人類の歴史を見ても、“動けなくなった時が最後”なのだろうと私は思う。

そんなことを考えていると、日本の今の“延命を目的とした医療”は誰のためなのか?と思う時がある。
医者は儲かるけど、お金を払う家族、介護する家族、介護に従事する若者、将来世代に残す負担と、マイナス面がかなり大きい。

「年寄りは早く死ね」と言っているわけではなく、「どうするべきか?」を国民全体で考えないといけないのだ。

この話をすると話が逸れすぎるので、戻して、祖母の健康の秘訣を紹介したい。

祖母は病院には通っているが、同年代の女性と比べてはるかに健康だ。
つまり、医療費や介護費も少ないので、健康長寿の目指すべき姿なのである。

毎日野菜を食べ、「歩いておかないと歩けなくなるから」といって、暑い夏でも寒い冬でも散歩に出かける。
頭を鍛えるため、毎日全国紙と地方紙の新聞を読み、池上彰のテレビ番組も欠かさず見るくらいだ。

「この歳で学んでも、どうしようって話でしょ?」

と、以前私に祖母は問いかけた。

「その年齢でも学び続けるばーちゃんの姿を見れて、嬉しいよ」

と、私は答えた。

言葉の通り、心底そう思っている。
『生涯学び続けること』、それが“人間らしさ”を保つには必要不可欠だと思う。

毎日8時間以上横になりながらテレビを見ている親族を見ると、とても人間とは思えない。
親族の悪口はそこまでにして、私は祖母に“人間らしく生き続ける”ことを現在進行形で学んでいるのだ。

祖母の学びたい意欲の背景には、認知症予防以外に『戦争時代』の経験があるからだと思う。
祖母の小・中学時代は、満足に教育を受けることができなかったからだ。

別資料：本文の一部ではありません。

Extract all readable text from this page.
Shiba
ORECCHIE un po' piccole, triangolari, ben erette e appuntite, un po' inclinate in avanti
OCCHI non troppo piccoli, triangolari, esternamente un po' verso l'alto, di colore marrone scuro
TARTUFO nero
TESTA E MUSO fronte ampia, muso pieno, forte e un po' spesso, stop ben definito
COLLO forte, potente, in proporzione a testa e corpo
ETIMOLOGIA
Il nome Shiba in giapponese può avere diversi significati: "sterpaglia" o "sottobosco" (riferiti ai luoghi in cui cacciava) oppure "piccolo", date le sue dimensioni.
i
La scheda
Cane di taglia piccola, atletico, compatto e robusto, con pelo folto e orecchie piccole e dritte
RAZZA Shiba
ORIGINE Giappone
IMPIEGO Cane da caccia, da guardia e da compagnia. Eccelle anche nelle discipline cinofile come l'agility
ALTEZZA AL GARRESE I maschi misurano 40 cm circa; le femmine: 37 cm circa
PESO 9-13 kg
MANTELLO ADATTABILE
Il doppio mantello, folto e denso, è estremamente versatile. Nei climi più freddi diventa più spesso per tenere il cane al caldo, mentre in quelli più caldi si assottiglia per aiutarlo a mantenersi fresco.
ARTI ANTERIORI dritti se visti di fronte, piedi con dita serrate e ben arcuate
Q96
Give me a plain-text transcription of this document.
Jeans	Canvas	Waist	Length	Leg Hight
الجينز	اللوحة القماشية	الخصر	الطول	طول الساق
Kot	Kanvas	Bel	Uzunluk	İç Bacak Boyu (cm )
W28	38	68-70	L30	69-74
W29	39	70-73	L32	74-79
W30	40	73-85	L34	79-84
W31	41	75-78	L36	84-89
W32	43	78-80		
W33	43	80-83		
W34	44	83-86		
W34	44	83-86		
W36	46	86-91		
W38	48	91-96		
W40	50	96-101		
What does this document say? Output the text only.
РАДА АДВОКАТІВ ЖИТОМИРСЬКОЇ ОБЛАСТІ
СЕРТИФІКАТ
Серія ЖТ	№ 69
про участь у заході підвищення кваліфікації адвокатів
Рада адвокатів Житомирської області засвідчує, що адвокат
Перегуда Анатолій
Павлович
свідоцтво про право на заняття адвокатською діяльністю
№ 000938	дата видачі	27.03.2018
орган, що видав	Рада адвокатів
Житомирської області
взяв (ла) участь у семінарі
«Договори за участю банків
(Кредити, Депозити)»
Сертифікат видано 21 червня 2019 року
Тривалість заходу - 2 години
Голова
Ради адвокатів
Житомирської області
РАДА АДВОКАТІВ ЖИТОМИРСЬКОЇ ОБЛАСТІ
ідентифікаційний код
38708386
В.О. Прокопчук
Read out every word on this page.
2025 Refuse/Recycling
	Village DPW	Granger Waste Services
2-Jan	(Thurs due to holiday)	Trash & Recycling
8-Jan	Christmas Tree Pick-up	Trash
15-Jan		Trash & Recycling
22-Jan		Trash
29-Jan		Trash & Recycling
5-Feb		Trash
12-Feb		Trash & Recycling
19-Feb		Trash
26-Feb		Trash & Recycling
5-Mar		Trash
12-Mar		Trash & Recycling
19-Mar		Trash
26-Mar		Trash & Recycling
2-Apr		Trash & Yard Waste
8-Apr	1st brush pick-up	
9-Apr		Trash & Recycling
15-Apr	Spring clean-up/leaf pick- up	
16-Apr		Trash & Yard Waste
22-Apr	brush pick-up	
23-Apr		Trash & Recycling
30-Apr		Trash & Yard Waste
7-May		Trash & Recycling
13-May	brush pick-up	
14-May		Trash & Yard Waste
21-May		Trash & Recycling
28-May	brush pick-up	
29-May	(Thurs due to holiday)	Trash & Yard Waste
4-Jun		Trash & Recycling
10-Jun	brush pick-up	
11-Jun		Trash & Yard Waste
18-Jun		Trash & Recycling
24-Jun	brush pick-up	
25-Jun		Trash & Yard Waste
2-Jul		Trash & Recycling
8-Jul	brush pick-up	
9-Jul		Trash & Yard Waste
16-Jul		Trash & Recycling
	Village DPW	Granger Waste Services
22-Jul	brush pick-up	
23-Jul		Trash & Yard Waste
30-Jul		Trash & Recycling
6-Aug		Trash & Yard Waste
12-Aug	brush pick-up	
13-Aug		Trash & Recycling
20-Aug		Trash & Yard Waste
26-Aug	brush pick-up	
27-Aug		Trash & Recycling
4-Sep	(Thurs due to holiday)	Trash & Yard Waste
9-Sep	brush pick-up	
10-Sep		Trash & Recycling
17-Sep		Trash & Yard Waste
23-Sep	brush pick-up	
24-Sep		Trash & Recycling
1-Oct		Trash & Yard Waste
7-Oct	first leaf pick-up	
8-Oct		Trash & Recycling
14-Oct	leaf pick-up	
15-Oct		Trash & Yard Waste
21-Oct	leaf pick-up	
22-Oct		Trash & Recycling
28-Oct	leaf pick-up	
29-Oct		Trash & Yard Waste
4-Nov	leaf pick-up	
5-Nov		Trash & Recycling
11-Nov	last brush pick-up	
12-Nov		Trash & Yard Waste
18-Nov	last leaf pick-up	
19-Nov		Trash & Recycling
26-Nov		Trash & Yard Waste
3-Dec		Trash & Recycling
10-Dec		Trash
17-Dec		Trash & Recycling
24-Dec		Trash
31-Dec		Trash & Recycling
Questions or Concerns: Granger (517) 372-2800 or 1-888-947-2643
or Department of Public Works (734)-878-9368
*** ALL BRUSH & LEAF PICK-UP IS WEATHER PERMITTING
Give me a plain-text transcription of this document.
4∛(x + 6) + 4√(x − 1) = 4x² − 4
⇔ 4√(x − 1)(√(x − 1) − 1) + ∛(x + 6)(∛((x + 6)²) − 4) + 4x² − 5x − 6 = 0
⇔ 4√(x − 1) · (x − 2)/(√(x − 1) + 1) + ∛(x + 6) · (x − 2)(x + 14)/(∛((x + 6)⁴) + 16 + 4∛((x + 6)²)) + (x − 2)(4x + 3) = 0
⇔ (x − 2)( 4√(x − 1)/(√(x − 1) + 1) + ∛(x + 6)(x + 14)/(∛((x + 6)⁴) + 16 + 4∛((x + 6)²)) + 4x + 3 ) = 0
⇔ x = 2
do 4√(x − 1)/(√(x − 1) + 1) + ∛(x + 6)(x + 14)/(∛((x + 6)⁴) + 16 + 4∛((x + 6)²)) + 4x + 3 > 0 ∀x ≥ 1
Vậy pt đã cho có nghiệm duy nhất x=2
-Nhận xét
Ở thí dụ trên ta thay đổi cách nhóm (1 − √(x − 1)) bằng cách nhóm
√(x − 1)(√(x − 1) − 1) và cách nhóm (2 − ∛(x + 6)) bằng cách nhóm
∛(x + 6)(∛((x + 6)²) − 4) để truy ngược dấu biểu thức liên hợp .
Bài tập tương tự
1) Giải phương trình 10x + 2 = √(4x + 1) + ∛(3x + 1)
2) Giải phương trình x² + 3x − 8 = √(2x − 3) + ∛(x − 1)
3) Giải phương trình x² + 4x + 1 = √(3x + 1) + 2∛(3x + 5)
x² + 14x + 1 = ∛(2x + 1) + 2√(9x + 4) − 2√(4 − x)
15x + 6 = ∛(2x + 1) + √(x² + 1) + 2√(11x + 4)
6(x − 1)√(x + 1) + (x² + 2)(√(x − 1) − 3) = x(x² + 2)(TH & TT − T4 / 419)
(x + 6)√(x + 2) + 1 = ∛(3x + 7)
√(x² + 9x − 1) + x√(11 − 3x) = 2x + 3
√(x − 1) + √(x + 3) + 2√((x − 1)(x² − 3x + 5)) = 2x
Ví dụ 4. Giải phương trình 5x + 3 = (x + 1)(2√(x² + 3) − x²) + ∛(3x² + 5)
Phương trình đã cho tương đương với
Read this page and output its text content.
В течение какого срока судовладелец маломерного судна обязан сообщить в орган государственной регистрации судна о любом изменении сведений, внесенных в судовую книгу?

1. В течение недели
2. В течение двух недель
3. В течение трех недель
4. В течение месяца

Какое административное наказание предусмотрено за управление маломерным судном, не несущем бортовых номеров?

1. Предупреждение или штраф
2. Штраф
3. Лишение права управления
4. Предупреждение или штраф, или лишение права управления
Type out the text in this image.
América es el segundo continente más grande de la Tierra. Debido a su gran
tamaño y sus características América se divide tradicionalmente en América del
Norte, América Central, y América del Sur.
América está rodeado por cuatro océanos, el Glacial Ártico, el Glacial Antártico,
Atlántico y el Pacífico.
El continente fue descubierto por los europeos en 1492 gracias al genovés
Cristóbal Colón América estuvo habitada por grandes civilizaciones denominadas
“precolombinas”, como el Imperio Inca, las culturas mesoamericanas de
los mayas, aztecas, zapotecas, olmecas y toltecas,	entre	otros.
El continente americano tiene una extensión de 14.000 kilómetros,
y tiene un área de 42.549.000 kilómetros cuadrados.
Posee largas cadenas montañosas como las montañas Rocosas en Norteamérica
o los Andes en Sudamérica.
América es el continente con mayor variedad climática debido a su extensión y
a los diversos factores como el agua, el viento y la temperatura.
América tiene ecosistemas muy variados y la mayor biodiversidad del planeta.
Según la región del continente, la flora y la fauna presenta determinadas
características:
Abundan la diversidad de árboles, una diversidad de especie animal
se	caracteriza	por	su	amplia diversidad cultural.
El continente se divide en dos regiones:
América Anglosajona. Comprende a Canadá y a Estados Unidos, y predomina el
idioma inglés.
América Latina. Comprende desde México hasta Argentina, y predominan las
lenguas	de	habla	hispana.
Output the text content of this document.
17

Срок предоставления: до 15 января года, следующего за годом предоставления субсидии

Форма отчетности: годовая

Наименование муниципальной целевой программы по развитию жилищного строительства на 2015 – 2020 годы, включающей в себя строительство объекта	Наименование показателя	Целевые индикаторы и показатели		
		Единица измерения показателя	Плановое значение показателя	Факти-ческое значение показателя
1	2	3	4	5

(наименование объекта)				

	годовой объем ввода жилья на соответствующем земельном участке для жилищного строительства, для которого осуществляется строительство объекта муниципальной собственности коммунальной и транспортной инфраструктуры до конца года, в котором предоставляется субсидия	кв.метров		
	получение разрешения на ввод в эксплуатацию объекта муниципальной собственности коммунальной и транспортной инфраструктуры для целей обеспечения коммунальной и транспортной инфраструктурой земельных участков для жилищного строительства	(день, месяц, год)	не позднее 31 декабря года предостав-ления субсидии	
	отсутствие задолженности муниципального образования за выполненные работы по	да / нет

(当然ながら大学も行っていない)

中学時代には戦闘機の部品を作っていたらしい。
ズブズブの素人に部品を作らせるのだから、こういうところにも日本がどれだけ窮地に立たされていたかが分かる。

またそのころは、天皇のことを現人神(あらひとがみ)と呼び、同じ人間ではないと本気で思っていたらしい。
だから「戦争には負けるはずがない」と信じていたと語る祖母の言葉を、私は強烈に覚えている。

・・・祖母の幼少期の頃の話を書いても膨らみすぎるので、話を冒頭に戻す。

元気な祖母を見ていると、100歳まで生きるんじゃないかな?なんて私は思っていた。
でも、祖母のあまりに冷たすぎる手に触れたとき、そんなことはないかもしれないと感じるようになった。

「いつまでも元気である」というのは理想であって、「現実にはそんなことありえない」と頭では分かっているはずなのに、私たちはそれを見落としてしまう。

諸行無常

世の中のあらゆるものは変化し、カタチあるものは崩れていくと中学生の時に習ったはずなのに、この真理を簡単に忘れてしまう。
死の存在に触れないと、大切なことを思い出せもしない。

私たちは残念ながら物事を絶対的に評価できない。
相対的、つまり何かを比べないと価値を感じることができないのだ。

まずいものを知っているからこそ、美味しいものがわかる。

汚いものを知っているからこそ、美しいものがわかる。

つまらないことを知っているからこそ、楽しいことがわかる。

何が言いたいかというと、“生きることを知る”ためには、死ぬことについて知らないといけないということ。

ただ、残念ながら自分の死は1回きりであって、死を知るときに生きるということが分かったとしても、活かすことができない。
だから他人から死の経験を学ぶしかないのだ。

死ぬということは、ある意味、後世に向けた最大の勉強材料になりえるのだと思う。

私は、祖母の手の冷たさから、これを感じた。

人生を終えると、人は冷たくなる。
しかし、急に冷たくなるわけではない。

徐々に冷たくなる。
その過程を感じることができた。

人は死から目を背けているうちは、自己の存在に気を遣えない。死というものを自覚できるかどうかが、自分の可能性を見つめて生きる生き方につながる。